Hard as it was, this was the first night of the rest of South Sydney’s life. The drums are beating louder with each passing day that Wayne Bennett will return to the club he led to a grand final in 2021.
It’s not a fait accompli – even if his signing is announced soon, Bennett has walked away from a deal more than once in his decorated career – but his return will bring back memories of better times and hope for the future.
But that’s still a while away, if it ever happens. Things could still get worse before they get better. There are still four months left in this season and many, many games to play.
Add it all up and things could get very bleak for Souths, as bleak as they have been since their hellish early years of readmission, when every win was a treasure amidst the sea of defeats.
It won’t get that bad, but it’s far from better. The Rabbitohs were already scrambling to build a team before this game and now, if Gray and Hawkins are out long-term, they will be pushed to the limit.
Latrell Mitchell’s return from suspension next week will help, even if any chance of him moving to center or five-eighth (which interim coach Ben Hornby denied was ever on the table) has now been ruined by the others. team injuries.

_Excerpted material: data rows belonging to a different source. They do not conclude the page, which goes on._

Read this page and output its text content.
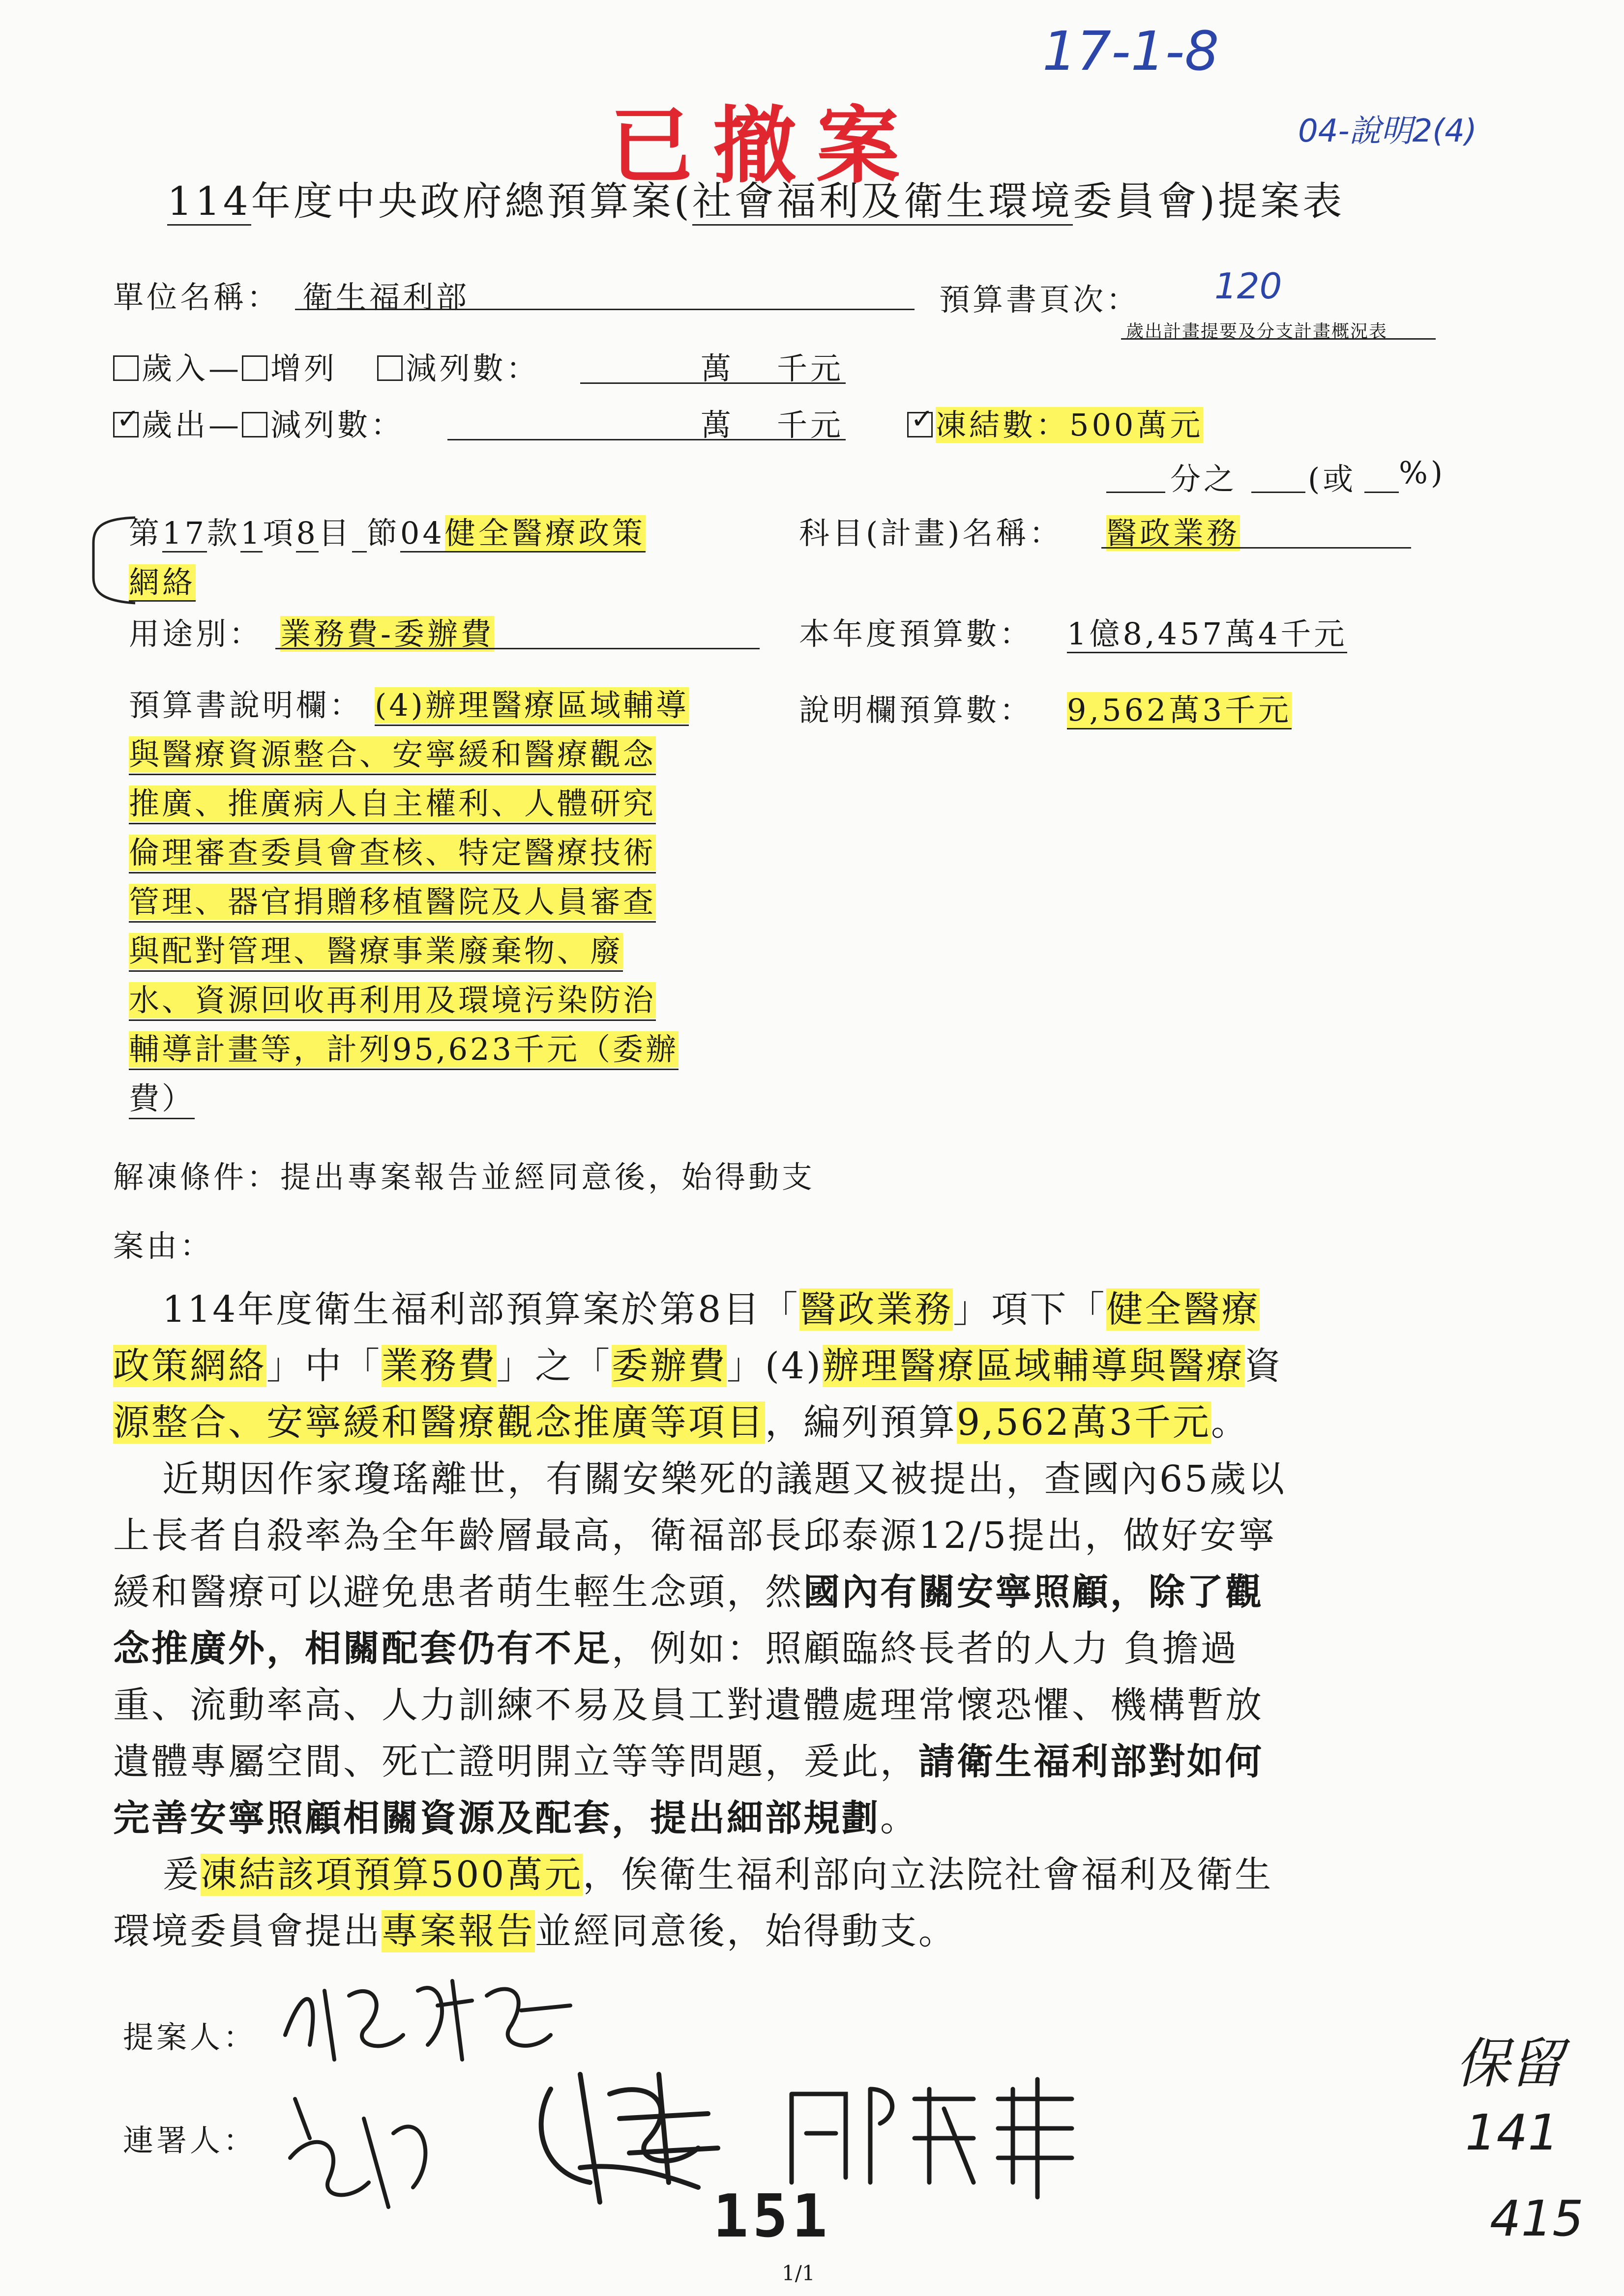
17-1-8
04-說明2(4)
已撤案
114年度中央政府總預算案(社會福利及衛生環境委員會)提案表
單位名稱： 衛生福利部	預算書頁次： 120
歲出計畫提要及分支計畫概況表
歲入— 增列 減列數：	萬 千元
✓歲出— 減列數：	萬 千元
✓	凍結數：500萬元
分之 (或 %)
第17款1項8目 節04健全醫療政策	科目(計畫)名稱： 醫政業務
網絡
用途別： 業務費-委辦費	本年度預算數： 1億8,457萬4千元
預算書說明欄： (4)辦理醫療區域輔導
與醫療資源整合、安寧緩和醫療觀念
推廣、推廣病人自主權利、人體研究
倫理審查委員會查核、特定醫療技術
管理、器官捐贈移植醫院及人員審查
與配對管理、醫療事業廢棄物、廢
水、資源回收再利用及環境污染防治
輔導計畫等，計列95,623千元（委辦
費）
說明欄預算數： 9,562萬3千元
解凍條件：提出專案報告並經同意後，始得動支
案由：
114年度衛生福利部預算案於第8目「醫政業務」項下「健全醫療
政策網絡」中「業務費」之「委辦費」(4)辦理醫療區域輔導與醫療資
源整合、安寧緩和醫療觀念推廣等項目，編列預算9,562萬3千元。
近期因作家瓊瑤離世，有關安樂死的議題又被提出，查國內65歲以
上長者自殺率為全年齡層最高，衛福部長邱泰源12/5提出，做好安寧
緩和醫療可以避免患者萌生輕生念頭，然國內有關安寧照顧，除了觀
念推廣外，相關配套仍有不足，例如：照顧臨終長者的人力 負擔過
重、流動率高、人力訓練不易及員工對遺體處理常懷恐懼、機構暫放
遺體專屬空間、死亡證明開立等等問題，爰此，請衛生福利部對如何
完善安寧照顧相關資源及配套，提出細部規劃。
爰凍結該項預算500萬元，俟衛生福利部向立法院社會福利及衛生
環境委員會提出專案報告並經同意後，始得動支。
提案人：
連署人：
保留
141
415
151
1/1
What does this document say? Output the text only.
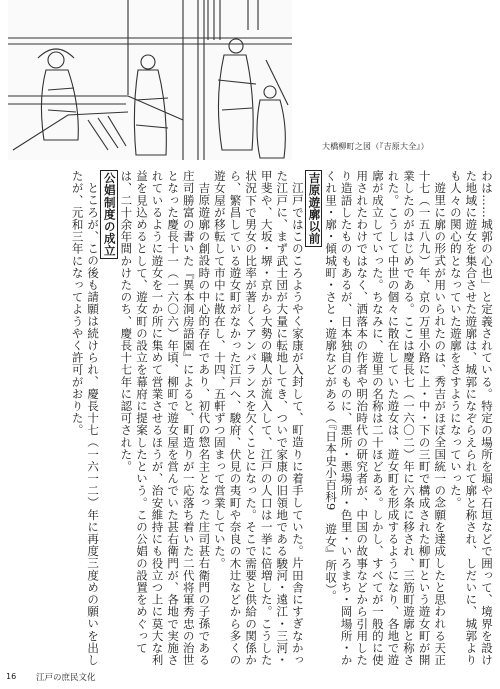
大橋柳町之図（『吉原大全』）

わは……城郭の心也」と定義されている。特定の場所を堀や石垣などで囲って、境界を設けた地域に遊女を集合させた遊廓は、城郭になぞらえられて廓と称され、しだいに、城郭よりも人々の関心的となっていた遊廓をさすようになっていった。

遊里に廓の形式が用いられたのは、秀吉がほぼ全国統一の念願を達成したと思われる天正十七（一五八九）年、京の万里小路に上・中・下の三町で構成された柳町という遊女町が開業したのがはじめである。ここは慶長七（一六〇二）年に六条に移され、三筋町遊廓と称された。こうして中世の個々に散在していた遊女は、遊女町を形成するようになり、各地で遊廓が成立していった。ちなみに、遊里の名称は二十ほどある。しかし、すべてが一般的に使用されたわけではなく、洒落本の作者や明治時代の研究者が、中国の故事などから引用したり造語したものもあるが、日本独自のものに、悪所・悪場所・色里・いろまち・岡場所・かくれ里・廓・傾城町・さと・遊廓などがある（『日本史小百科9　遊女』所収）。

吉原遊廓以前

江戸ではこのころようやく家康が入封して、町造りに着手していた。片田舎にすぎなかった江戸に、まず武士団が大量に転地してき、ついで家康の旧領地である駿河・遠江・三河・甲斐や、大坂・堺・京から大勢の職人が流入して、江戸の人口は一挙に倍増した。こうした状況下で男女の比率が著しくアンバランスを欠くことになった。そこで需要と供給の関係から、繁昌している遊女町がなかった江戸へ、駿府、伏見の夷町や奈良の木辻などから多くの遊女屋が移転して市中に散在し、十四、五軒ずつ固まって営業していた。

吉原遊廓の創設時の中心的存在であり、初代の惣名主となった庄司甚右衛門の子孫である庄司勝富の書いた『異本洞房語園』によると、町造りが一応落ち着いた二代将軍秀忠の治世となった慶長十一（一六〇六）年頃、柳町で遊女屋を営んでいた甚右衛門が、各地で実施されているように遊女を一か所に集めて営業させるほうが、治安維持にも役立つ上に莫大な利益を見込めるとして、遊女町の設立を幕府に提案したという。この公娼の設置をめぐっては、二十余年間かけたのち、慶長十七年に認可された。

公娼制度の成立

ところが、この後も請願は続けられ、慶長十七（一六一二）年に再度三度めの願いを出したが、元和三年になってようやく許可がおりた。

16 江戸の庶民文化
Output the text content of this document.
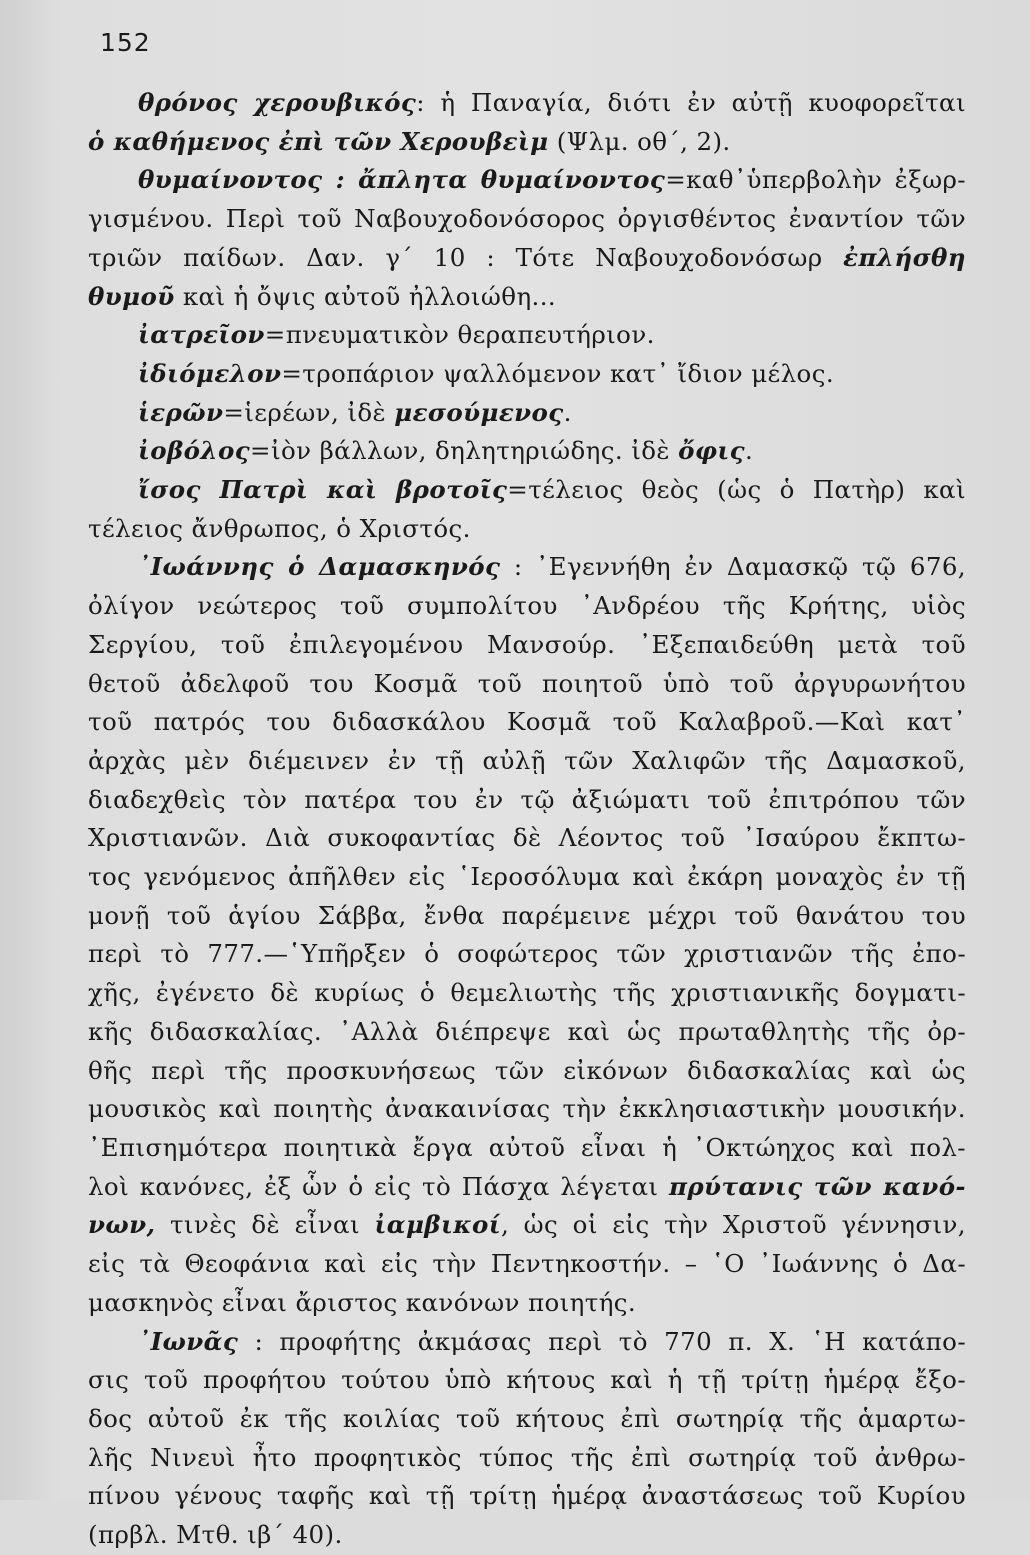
152
θρόνος χερουβικός: ἡ Παναγία, διότι ἐν αὐτῇ κυοφορεῖται
ὁ καθήμενος ἐπὶ τῶν Χερουβεὶμ (Ψλμ. οθ΄, 2).
θυμαίνοντος : ἄπλητα θυμαίνοντος=καθ᾽ὑπερβολὴν ἐξωρ-
γισμένου. Περὶ τοῦ Ναβουχοδονόσορος ὀργισθέντος ἐναντίον τῶν
τριῶν παίδων. Δαν. γ΄ 10 : Τότε Ναβουχοδονόσωρ ἐπλήσθη
θυμοῦ καὶ ἡ ὄψις αὐτοῦ ἠλλοιώθη...
ἰατρεῖον=πνευματικὸν θεραπευτήριον.
ἰδιόμελον=τροπάριον ψαλλόμενον κατ᾽ ἴδιον μέλος.
ἱερῶν=ἱερέων, ἰδὲ μεσούμενος.
ἰοβόλος=ἰὸν βάλλων, δηλητηριώδης. ἰδὲ ὄφις.
ἴσος Πατρὶ καὶ βροτοῖς=τέλειος θεὸς (ὡς ὁ Πατὴρ) καὶ
τέλειος ἄνθρωπος, ὁ Χριστός.
᾽Ιωάννης ὁ Δαμασκηνός : ᾽Εγεννήθη ἐν Δαμασκῷ τῷ 676,
ὀλίγον νεώτερος τοῦ συμπολίτου ᾽Ανδρέου τῆς Κρήτης, υἱὸς
Σεργίου, τοῦ ἐπιλεγομένου Μανσούρ. ᾽Εξεπαιδεύθη μετὰ τοῦ
θετοῦ ἀδελφοῦ του Κοσμᾶ τοῦ ποιητοῦ ὑπὸ τοῦ ἀργυρωνήτου
τοῦ πατρός του διδασκάλου Κοσμᾶ τοῦ Καλαβροῦ.—Καὶ κατ᾽
ἀρχὰς μὲν διέμεινεν ἐν τῇ αὐλῇ τῶν Χαλιφῶν τῆς Δαμασκοῦ,
διαδεχθεὶς τὸν πατέρα του ἐν τῷ ἀξιώματι τοῦ ἐπιτρόπου τῶν
Χριστιανῶν. Διὰ συκοφαντίας δὲ Λέοντος τοῦ ᾽Ισαύρου ἔκπτω-
τος γενόμενος ἀπῆλθεν εἰς ῾Ιεροσόλυμα καὶ ἐκάρη μοναχὸς ἐν τῇ
μονῇ τοῦ ἁγίου Σάββα, ἔνθα παρέμεινε μέχρι τοῦ θανάτου του
περὶ τὸ 777.—῾Υπῆρξεν ὁ σοφώτερος τῶν χριστιανῶν τῆς ἐπο-
χῆς, ἐγένετο δὲ κυρίως ὁ θεμελιωτὴς τῆς χριστιανικῆς δογματι-
κῆς διδασκαλίας. ᾽Αλλὰ διέπρεψε καὶ ὡς πρωταθλητὴς τῆς ὀρ-
θῆς περὶ τῆς προσκυνήσεως τῶν εἰκόνων διδασκαλίας καὶ ὡς
μουσικὸς καὶ ποιητὴς ἀνακαινίσας τὴν ἐκκλησιαστικὴν μουσικήν.
᾽Επισημότερα ποιητικὰ ἔργα αὐτοῦ εἶναι ἡ ᾽Οκτώηχος καὶ πολ-
λοὶ κανόνες, ἐξ ὧν ὁ εἰς τὸ Πάσχα λέγεται πρύτανις τῶν κανό-
νων, τινὲς δὲ εἶναι ἰαμβικοί, ὡς οἱ εἰς τὴν Χριστοῦ γέννησιν,
εἰς τὰ Θεοφάνια καὶ εἰς τὴν Πεντηκοστήν. – ῾Ο ᾽Ιωάννης ὁ Δα-
μασκηνὸς εἶναι ἄριστος κανόνων ποιητής.
᾽Ιωνᾶς : προφήτης ἀκμάσας περὶ τὸ 770 π. Χ. ῾Η κατάπο-
σις τοῦ προφήτου τούτου ὑπὸ κήτους καὶ ἡ τῇ τρίτῃ ἡμέρᾳ ἔξο-
δος αὐτοῦ ἐκ τῆς κοιλίας τοῦ κήτους ἐπὶ σωτηρίᾳ τῆς ἁμαρτω-
λῆς Νινευὶ ἦτο προφητικὸς τύπος τῆς ἐπὶ σωτηρίᾳ τοῦ ἀνθρω-
πίνου γένους ταφῆς καὶ τῇ τρίτῃ ἡμέρᾳ ἀναστάσεως τοῦ Κυρίου
(πρβλ. Μτθ. ιβ΄ 40).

Hornby will also help: he has a good temperament for this task, however arduous and imposing it may seem. He seemed positive after the game and it looks like he will bring that attitude as best he can in the coming months.
Hornby said he could feel the effort on their side and they didn’t deserve to lose by that much. It may be a difficult thing for a Rabbitohs fan to take after conceding 42 points in a row, but it’s the kind of statement Hornby has to make and his charges have to believe regardless of whether it’s true or not.
If they were one step away from redemption, it would have already happened. They can’t be taken down anymore and now all they have is each other.
This is a team deep down looking for a way out of hell and the attention and speculation won’t stop even if the losses continue. The spotlight will not fade because with those from the South it can never do so.
When some teams are bad enough for long enough they can fade into the background, but the Rabbitohs are too important and too prominent a side to hide in the shadows. Clubs like them are the bride at every wedding and the corpse at every funeral because that is the price you pay for being the pride of the league.
Bennett, if he returns, will bring the promise of a better future. But before that happens, there will be many cold, lonely nights in Homebush.